W3C home > Mailing lists > Public > public-html@w3.org > July 2007

Re: Accesskey - spec proposal

From: Michael(tm) Smith <mike@w3.org>
Date: Thu, 5 Jul 2007 02:22:08 +0900
To: Maciej Stachowiak <mjs@apple.com>
Cc: Charles McCathieNevile <chaals@opera.com>, "public-html@w3.org" <public-html@w3.org>
Message-ID: <20070704172206.GD22006@mikesmith>
Maciej Stachowiak <mjs@apple.com>, 2007-07-03 10:55 -0700:

> 2) Something that is used only on mobile-specific sites will not help us 
> design a feature for mobile devices that can browse the real web, not just 
> the "mobile web". Are any of these sites even using real HTML? My 
> impression is that Japanese mobile-specific sites are coded using a variety 
> of mutually incompatible mobile-specific languages, like cHTML, XHTML 
> Basic, XHTML-MP, etc.

That would not be an accurate description of the current state of
things in Japan, but I guess this isn't the place to go into
details about it.

The practical reality around this is that there are thousands of
content providers who are currently using accesskey in their
existing content.
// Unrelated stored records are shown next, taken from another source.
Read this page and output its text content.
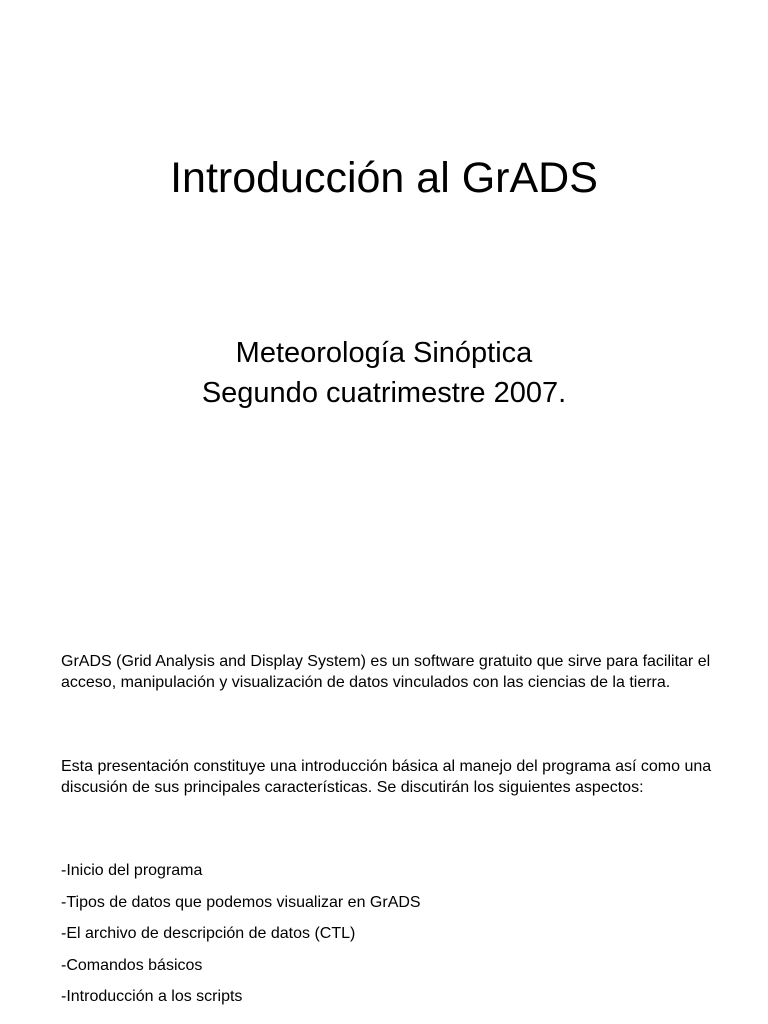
Introducción al GrADS
Meteorología Sinóptica
Segundo cuatrimestre 2007.

GrADS (Grid Analysis and Display System) es un software gratuito que sirve para facilitar el acceso, manipulación y visualización de datos vinculados con las ciencias de la tierra.

Esta presentación constituye una introducción básica al manejo del programa así como una discusión de sus principales características. Se discutirán los siguientes aspectos:

-Inicio del programa
-Tipos de datos que podemos visualizar en GrADS
-El archivo de descripción de datos (CTL)
-Comandos básicos
-Introducción a los scripts
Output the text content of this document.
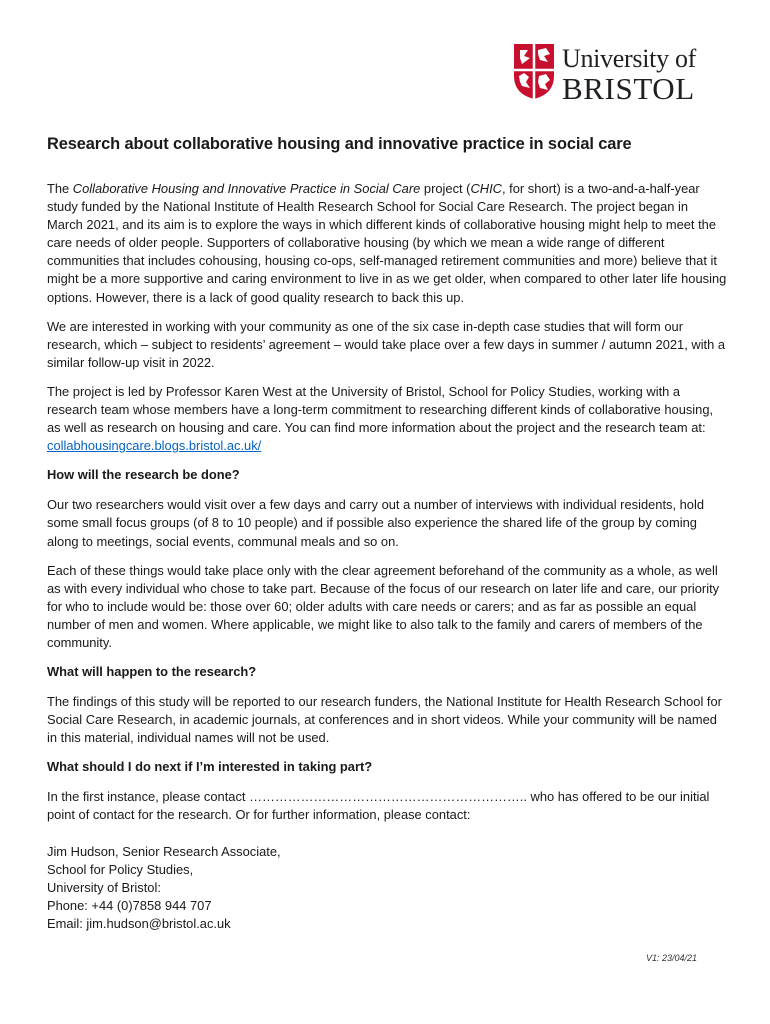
University of
BRISTOL
Research about collaborative housing and innovative practice in social care

The Collaborative Housing and Innovative Practice in Social Care project (CHIC, for short) is a two-and-a-half-year study funded by the National Institute of Health Research School for Social Care Research. The project began in March 2021, and its aim is to explore the ways in which different kinds of collaborative housing might help to meet the care needs of older people. Supporters of collaborative housing (by which we mean a wide range of different communities that includes cohousing, housing co-ops, self-managed retirement communities and more) believe that it might be a more supportive and caring environment to live in as we get older, when compared to other later life housing options. However, there is a lack of good quality research to back this up.

We are interested in working with your community as one of the six case in-depth case studies that will form our research, which – subject to residents’ agreement – would take place over a few days in summer / autumn 2021, with a similar follow-up visit in 2022.

The project is led by Professor Karen West at the University of Bristol, School for Policy Studies, working with a research team whose members have a long-term commitment to researching different kinds of collaborative housing, as well as research on housing and care. You can find more information about the project and the research team at: collabhousingcare.blogs.bristol.ac.uk/

How will the research be done?

Our two researchers would visit over a few days and carry out a number of interviews with individual residents, hold some small focus groups (of 8 to 10 people) and if possible also experience the shared life of the group by coming along to meetings, social events, communal meals and so on.

Each of these things would take place only with the clear agreement beforehand of the community as a whole, as well as with every individual who chose to take part. Because of the focus of our research on later life and care, our priority for who to include would be: those over 60; older adults with care needs or carers; and as far as possible an equal number of men and women. Where applicable, we might like to also talk to the family and carers of members of the community.

What will happen to the research?

The findings of this study will be reported to our research funders, the National Institute for Health Research School for Social Care Research, in academic journals, at conferences and in short videos. While your community will be named in this material, individual names will not be used.

What should I do next if I’m interested in taking part?

In the first instance, please contact ……………………………………………………….. who has offered to be our initial point of contact for the research. Or for further information, please contact:

Jim Hudson, Senior Research Associate,
School for Policy Studies,
University of Bristol:
Phone: +44 (0)7858 944 707
Email: jim.hudson@bristol.ac.uk
V1: 23/04/21
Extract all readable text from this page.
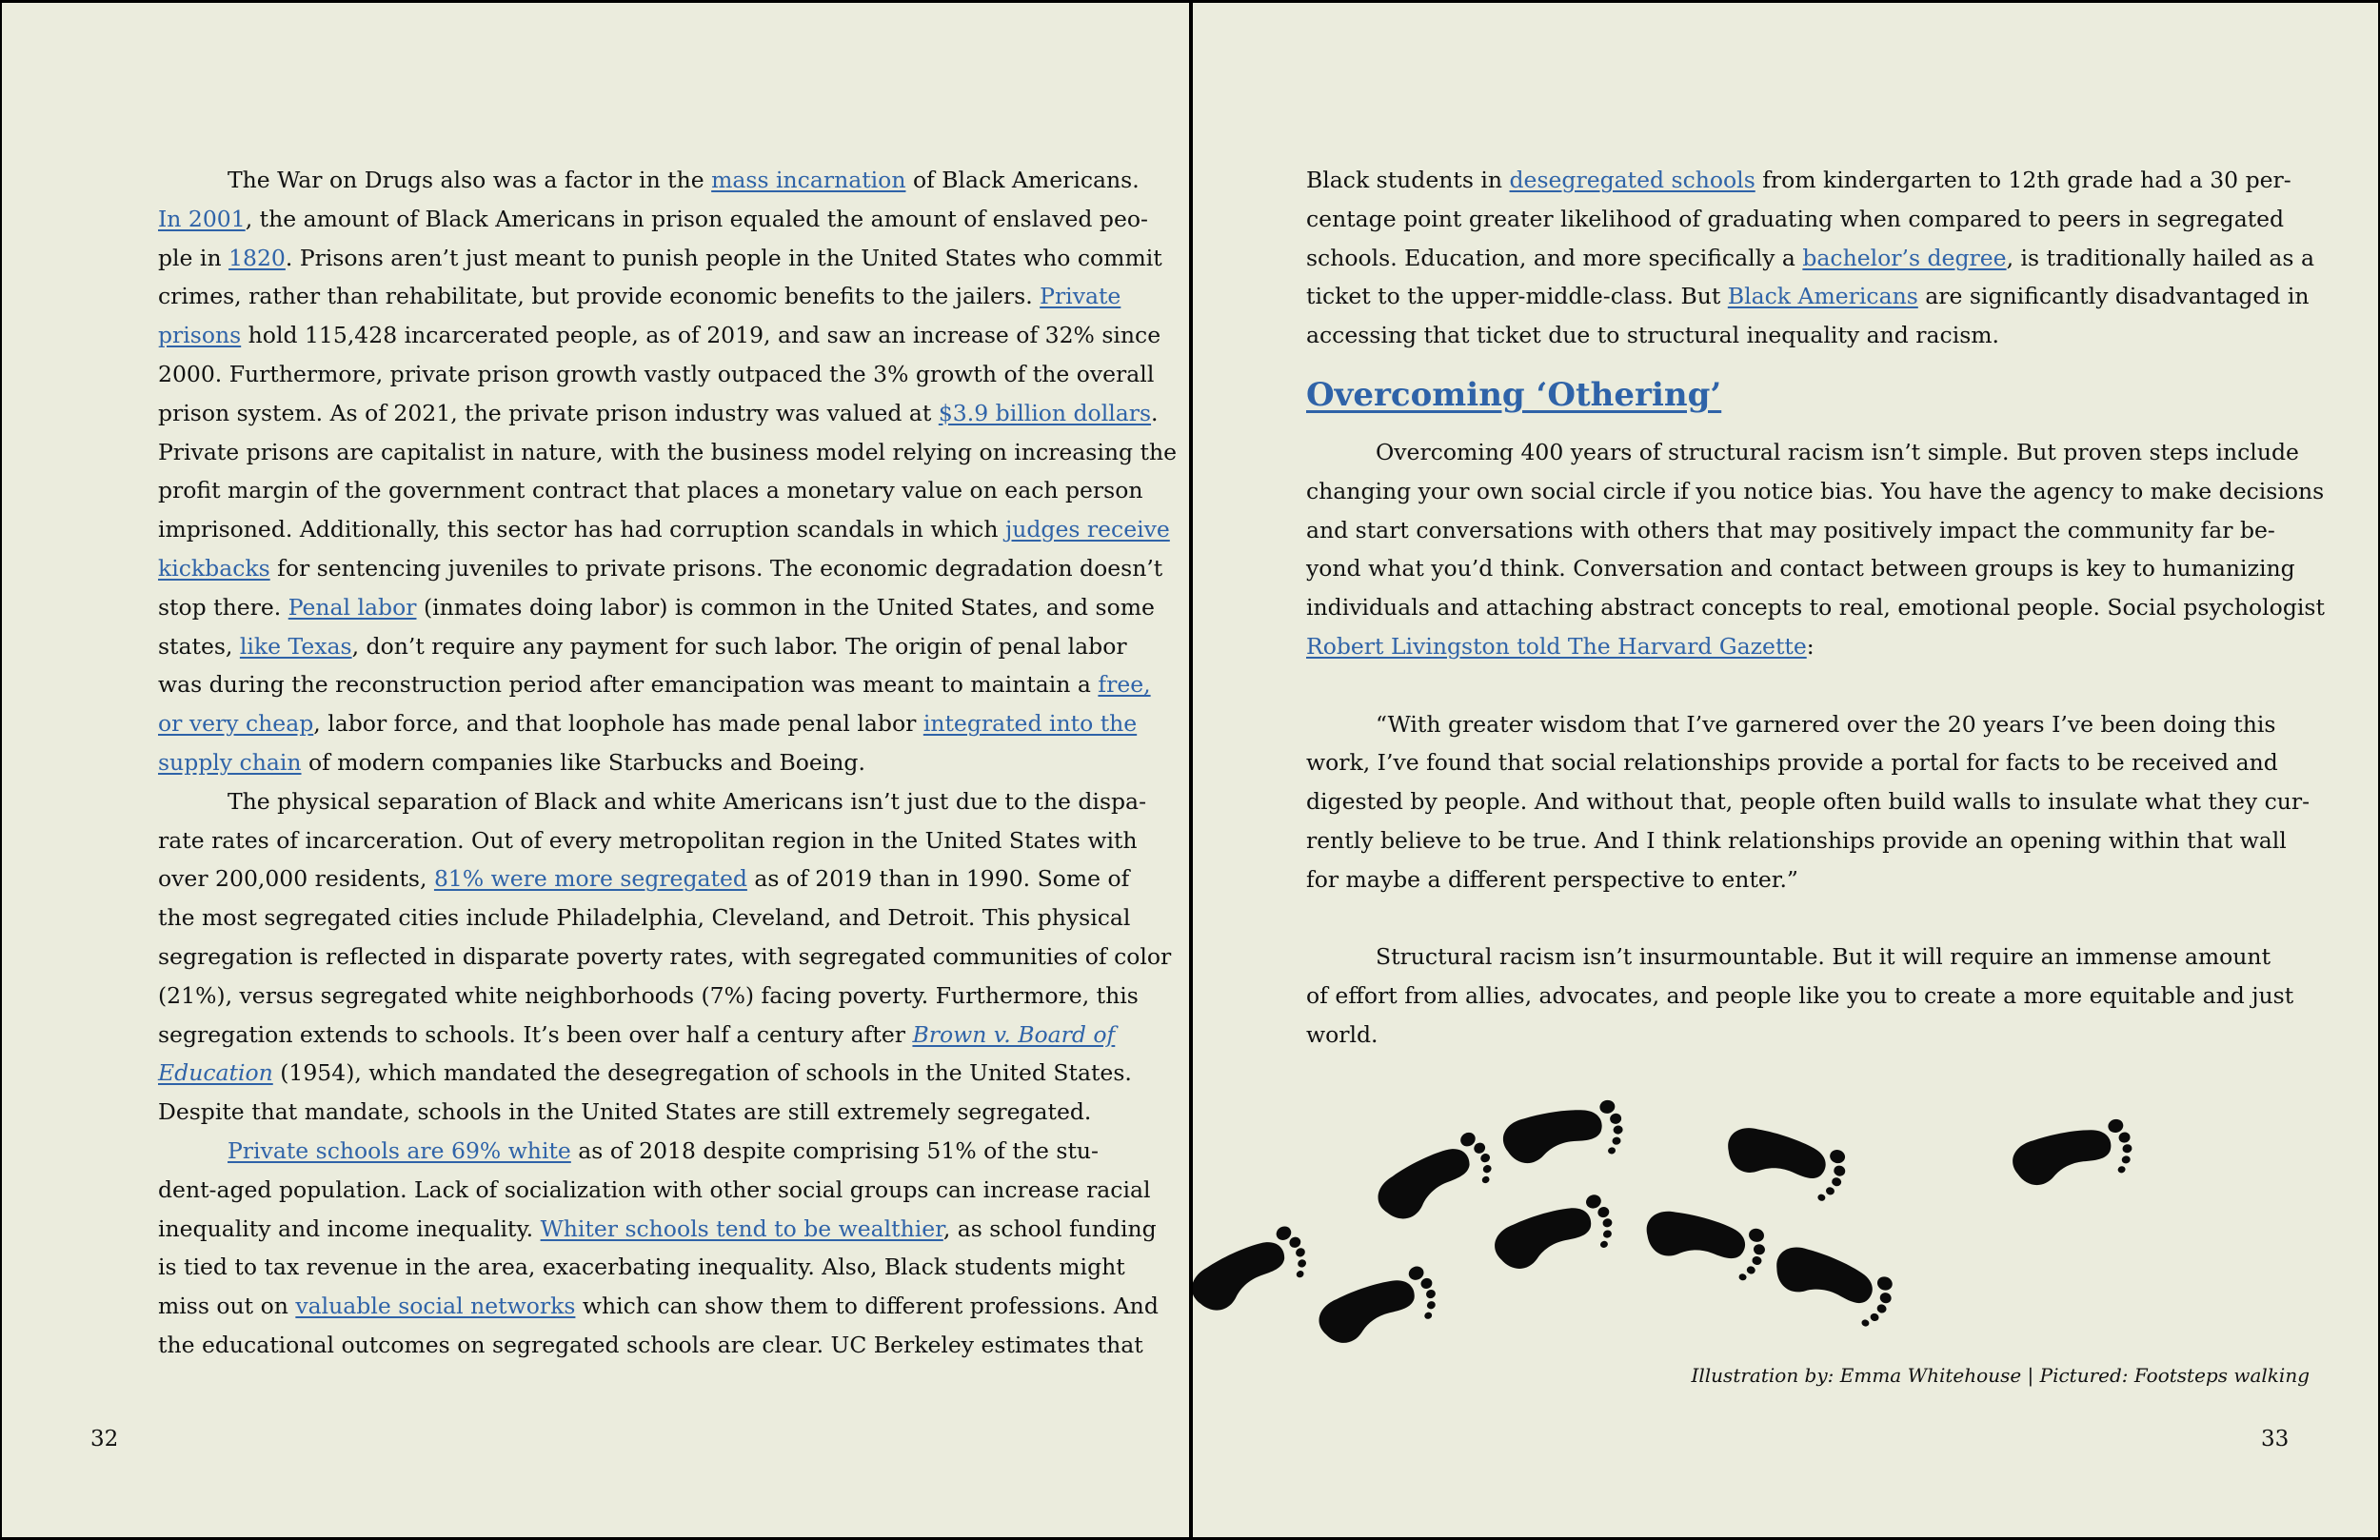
The War on Drugs also was a factor in the mass incarnation of Black Americans.
In 2001, the amount of Black Americans in prison equaled the amount of enslaved peo-
ple in 1820. Prisons aren’t just meant to punish people in the United States who commit
crimes, rather than rehabilitate, but provide economic benefits to the jailers. Private
prisons hold 115,428 incarcerated people, as of 2019, and saw an increase of 32% since
2000. Furthermore, private prison growth vastly outpaced the 3% growth of the overall
prison system. As of 2021, the private prison industry was valued at $3.9 billion dollars.
Private prisons are capitalist in nature, with the business model relying on increasing the
profit margin of the government contract that places a monetary value on each person
imprisoned. Additionally, this sector has had corruption scandals in which judges receive
kickbacks for sentencing juveniles to private prisons. The economic degradation doesn’t
stop there. Penal labor (inmates doing labor) is common in the United States, and some
states, like Texas, don’t require any payment for such labor. The origin of penal labor
was during the reconstruction period after emancipation was meant to maintain a free,
or very cheap, labor force, and that loophole has made penal labor integrated into the
supply chain of modern companies like Starbucks and Boeing.
The physical separation of Black and white Americans isn’t just due to the dispa-
rate rates of incarceration. Out of every metropolitan region in the United States with
over 200,000 residents, 81% were more segregated as of 2019 than in 1990. Some of
the most segregated cities include Philadelphia, Cleveland, and Detroit. This physical
segregation is reflected in disparate poverty rates, with segregated communities of color
(21%), versus segregated white neighborhoods (7%) facing poverty. Furthermore, this
segregation extends to schools. It’s been over half a century after Brown v. Board of
Education (1954), which mandated the desegregation of schools in the United States.
Despite that mandate, schools in the United States are still extremely segregated.
Private schools are 69% white as of 2018 despite comprising 51% of the stu-
dent-aged population. Lack of socialization with other social groups can increase racial
inequality and income inequality. Whiter schools tend to be wealthier, as school funding
is tied to tax revenue in the area, exacerbating inequality. Also, Black students might
miss out on valuable social networks which can show them to different professions. And
the educational outcomes on segregated schools are clear. UC Berkeley estimates that
32
Black students in desegregated schools from kindergarten to 12th grade had a 30 per-
centage point greater likelihood of graduating when compared to peers in segregated
schools. Education, and more specifically a bachelor’s degree, is traditionally hailed as a
ticket to the upper-middle-class. But Black Americans are significantly disadvantaged in
accessing that ticket due to structural inequality and racism.
Overcoming ‘Othering’
Overcoming 400 years of structural racism isn’t simple. But proven steps include
changing your own social circle if you notice bias. You have the agency to make decisions
and start conversations with others that may positively impact the community far be-
yond what you’d think. Conversation and contact between groups is key to humanizing
individuals and attaching abstract concepts to real, emotional people. Social psychologist
Robert Livingston told The Harvard Gazette:
“With greater wisdom that I’ve garnered over the 20 years I’ve been doing this
work, I’ve found that social relationships provide a portal for facts to be received and
digested by people. And without that, people often build walls to insulate what they cur-
rently believe to be true. And I think relationships provide an opening within that wall
for maybe a different perspective to enter.”
Structural racism isn’t insurmountable. But it will require an immense amount
of effort from allies, advocates, and people like you to create a more equitable and just
world.
Illustration by: Emma Whitehouse | Pictured: Footsteps walking
33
I would think that ideally we would want to
facilitate making that existing content usable, interoperably,
across HTML5-conformant browsers, at as little cost as possible to
the content providers (because among other reasons that gives them
a business incentive to migrate it to HTML5).

To look at it from another perspective: If I'm a browser vendor
and I  want to displace whatever existing mobile browsers (other
than their own) is already being used (preinstalled) on a
particular handset model, and want to get the money (in license
fees or search deals or whatever) that is currently going to
whatever other vendor has a deal for shipping their browser on
that handset, then I need to the support existing content that
users are already accessing today from that handset -- which most
likely means, among other things, supporting accesskey and
inputmode. Otherwise, what I am offering to provide is a degrade
in user experience over what users of that handset have now.

So if I'm a browser vendor interested in getting that business,
I'm working to make sure I support those features, and if my
competitors aren't, hey, that's great for me -- because it puts me
at a competitive advantage against them in terms of feature parity.

But since I'm not a browser vendor, what I'd much rather really
see personally is that the we come up with a spec for describing
backward-compatible-with-existing-content, interoperable behavior
for at least the existing cases where access keys are in wide use.